Das K(arstadt)Haus soll sich dann jedoch in ein „Urban Arts Center“ für Künstlerinnen und Künstler sowie Kreative aus dem gesamten Ruhrgebiet verwandeln, so das gemeinsame Ziel von Stadt und Pottporus. Frank Dudda hofft, dass noch vor Weihnachten die Ergebnisse der in Auftrag gegebenen Machbarkeitsstudie vorliegen werden. „Ich wäre schon schwer enttäuscht, wenn dabei keine Machbarkeit rauskommen würde“, so der OB.
Zurück zur Straßenkunst am Hauptbahnhof. Gilbert Mazout ist am Freitag eigens aus Paris angereist. Im November hat er gemeinsam mit Steffen Mischke (Dortmund) eins der vier Wandbilder erstellt. Die künstlerische Antwort auf die den Teilnehmenden vorgegebene Frage „Was macht eine Metropolregion aus?“ geben sie (und alle anderen Duos) auf mal figurative, mal abstrakte, aber immer phantasievolle Weise. „Es war eine tolle Erfahrung“, sagt Gilbert Mazout, der seinen Wanner Streetart-Partner zuvor nicht gekannt hat.

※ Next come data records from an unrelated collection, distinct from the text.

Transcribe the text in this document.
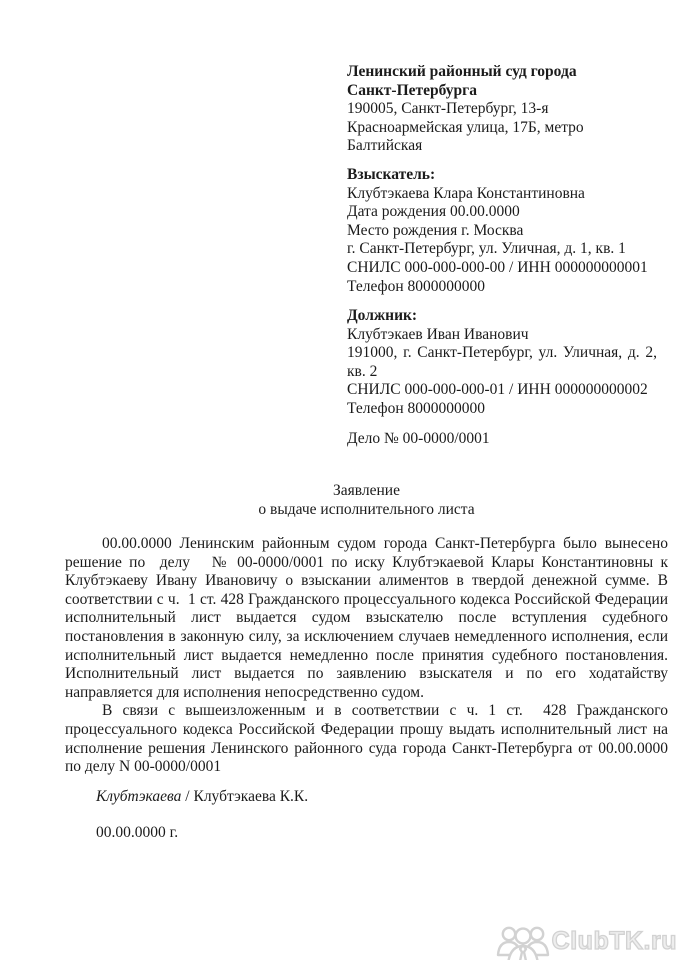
Ленинский районный суд города
Санкт-Петербурга
190005, Санкт-Петербург, 13-я
Красноармейская улица, 17Б, метро
Балтийская
Взыскатель:
Клубтэкаева Клара Константиновна
Дата рождения 00.00.0000
Место рождения г. Москва
г. Санкт-Петербург, ул. Уличная, д. 1, кв. 1
СНИЛС 000-000-000-00 / ИНН 000000000001
Телефон 8000000000
Должник:
Клубтэкаев Иван Иванович
191000, г. Санкт-Петербург, ул. Уличная, д. 2,
кв. 2
СНИЛС 000-000-000-01 / ИНН 000000000002
Телефон 8000000000
Дело № 00-0000/0001
Заявление
о выдаче исполнительного листа
00.00.0000 Ленинским районным судом города Санкт-Петербурга было вынесено
решение по  делу   № 00-0000/0001 по иску Клубтэкаевой Клары Константиновны к
Клубтэкаеву Ивану Ивановичу о взыскании алиментов в твердой денежной сумме. В
соответствии с ч.  1 ст. 428 Гражданского процессуального кодекса Российской Федерации
исполнительный лист выдается судом взыскателю после вступления судебного
постановления в законную силу, за исключением случаев немедленного исполнения, если
исполнительный лист выдается немедленно после принятия судебного постановления.
Исполнительный лист выдается по заявлению взыскателя и по его ходатайству
направляется для исполнения непосредственно судом.
В связи с вышеизложенным и в соответствии с ч. 1 ст.  428 Гражданского
процессуального кодекса Российской Федерации прошу выдать исполнительный лист на
исполнение решения Ленинского районного суда города Санкт-Петербурга от 00.00.0000
по делу N 00-0000/0001
Клубтэкаева / Клубтэкаева К.К.
00.00.0000 г.
ClubTK.ru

Die minimalistisch-graphischen Beiträge Mischkes ergänzte er mit einer besonderen Schwammtechnik durch symbolhafte, das alte und das neue Ruhrgebiet darstellende Motive wie Bergmann, Fisch und Vogel.

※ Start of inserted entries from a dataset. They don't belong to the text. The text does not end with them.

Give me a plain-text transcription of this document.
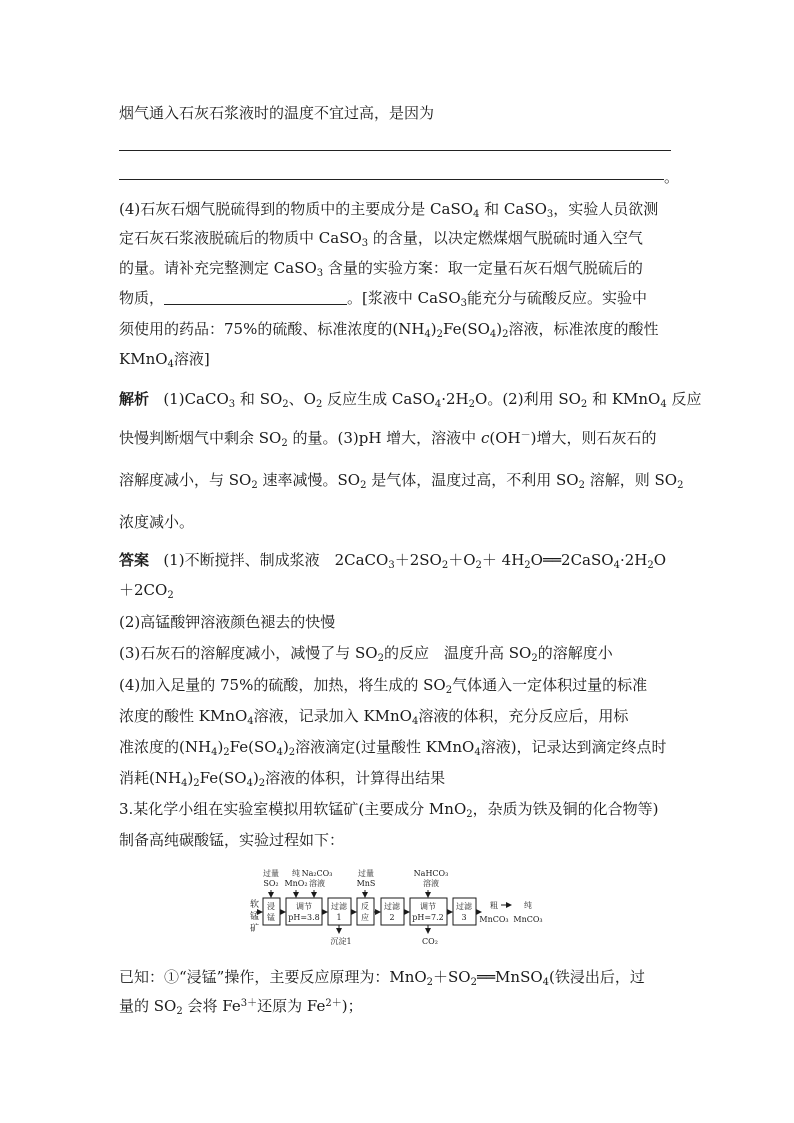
烟气通入石灰石浆液时的温度不宜过高，是因为
。
(4)石灰石烟气脱硫得到的物质中的主要成分是 CaSO$_4$ 和 CaSO$_3$，实验人员欲测
定石灰石浆液脱硫后的物质中 CaSO$_3$ 的含量，以决定燃煤烟气脱硫时通入空气
的量。请补充完整测定 CaSO$_3$ 含量的实验方案：取一定量石灰石烟气脱硫后的
物质，	。[浆液中 CaSO$_3$能充分与硫酸反应。实验中
须使用的药品：75%的硫酸、标准浓度的$(NH_4)_2Fe(SO_4)_2$溶液，标准浓度的酸性
KMnO$_4$溶液]
解析 (1)CaCO$_3$ 和 $SO_2$、$O_2$ 反应生成 $CaSO_4\cdot 2H_2O$。(2)利用 $SO_2$ 和 KMnO$_4$ 反应
快慢判断烟气中剩余 $SO_2$ 的量。(3)pH 增大，溶液中 c(OH－)增大，则石灰石的
溶解度减小，与 $SO_2$ 速率减慢。$SO_2$ 是气体，温度过高，不利用 $SO_2$ 溶解，则 $SO_2$
浓度减小。
答案 (1)不断搅拌、制成浆液　$2CaCO_3+2SO_2+O_2+$ $4H_2O══2CaSO_4\cdot 2H_2O$
$+2CO_2$
(2)高锰酸钾溶液颜色褪去的快慢
(3)石灰石的溶解度减小，减慢了与 $SO_2$的反应　温度升高 $SO_2$的溶解度小
(4)加入足量的 75%的硫酸，加热，将生成的 $SO_2$气体通入一定体积过量的标准
浓度的酸性 KMnO$_4$溶液，记录加入 KMnO$_4$溶液的体积，充分反应后，用标
准浓度的$(NH_4)_2Fe(SO_4)_2$溶液滴定(过量酸性 KMnO$_4$溶液)，记录达到滴定终点时
消耗$(NH_4)_2Fe(SO_4)_2$溶液的体积，计算得出结果
3.某化学小组在实验室模拟用软锰矿(主要成分 MnO$_2$，杂质为铁及铜的化合物等)
制备高纯碳酸锰，实验过程如下：
软
锰
矿
过量
SO₂
纯
MnO₂
Na₂CO₃
溶液
过量
MnS
NaHCO₃
溶液
浸
锰
调节
pH=3.8
过滤
1
反
应
过滤
2
调节
pH=7.2
过滤
3
沉淀1	CO₂
粗
MnCO₃
纯
MnCO₃
已知：①“浸锰”操作，主要反应原理为：$MnO_2+SO_2══MnSO_4$(铁浸出后，过
量的 $SO_2$ 会将 $Fe^{3+}$还原为 $Fe^{2+}$)；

Wandbild symbolisiert die durch Zuwanderung entstandene Vielfalt
Ebenfalls zur offiziellen Übergabe erschienen sind die Künstlerinnen Ursula Meyer (Essen) und Jana-Lina Berkenbusch (Bochum). „Wir wollten den transkulturellen und heterogenen Aspekt des Ruhrgebiets herausstellen, die durch Zuwanderung entstandene Vielfalt“, berichtet Meyer. Den farbenfrohen Flora- und Fauna-Motiven Berkenbuschs fügte sie „bunte Charaktere“ hinzu.
Einen Sonderapplaus gibt es - in Abwesenheit - für die in Köln lebende Künstlerin Giza. „Sie ist wegen einer Bänderverletzung mit Krücken und Schiene aufs Gerüst geklettert und hat hier eine Woche bei Regen gearbeitet“, erzählt Kurator Kaltenhäuser. Gemeinsam mit X/ZA schuf sie ein schwarz-weißes, an der Holzschnitttechnik orientiertes Kunstwerk, das mit Mythen der Industriegeschichte spielt.
„Ist das der ,krumme Hund’?“, fragt Passant (und SPD-Ratsherr) Frank Salzmann und zeigt auf ein Detail, das in der Tat an den 2012 abgerissenen legendären Wanner Hafen-Kran erinnert. Nein, das sei eine Hommage Gizas an ihre Großmutter - „eine griechische Einwanderin, die in Dortmund Kranführerin war“, so Kaltenhäuser.
Info-Tafeln sind nicht rechtzeitig fertig geworden
Last but not least: Das kolumbianisch-italienische Duo Bastardilla und Ericailcane - sie leben als Paar in Sizilien - haben Anfang November in Wanne den Startschuss für „Urban Discoveries“ gegeben. „Sie haben super abgeliefert. Das ist eine ganz große Nummer“, sagt der Pottporus-Kurator über das Bild einer Frau, die mit ihrem Körper über einem Abgrund eine Brücke für Tiere baut.
Ein sichtlich beeindruckter Oberbürgermeister findet schließlich doch noch ein Haar in der Suppe: Er vermisst Schilder mit Informationen über Künstler und Kunstwerk. „Die sind nicht rechtzeitig fertig geworden und kommen noch“, sagt Zekai Fenerci.
>>> WEITERE INFOS: Förderung durch den Bund
Das Streetart-Projekt „Urban Discoveries“ wurde mit 25.000 Euro aus dem Bundesprogramm „Neustart Kultur“ gefördert.
Unterstützung leistete neben der Stadt auch die Bahn, die ihre olle Wand zur Verfügung stellte und dafür von den acht Streetartisten und Pottporus reich belohnt worden ist.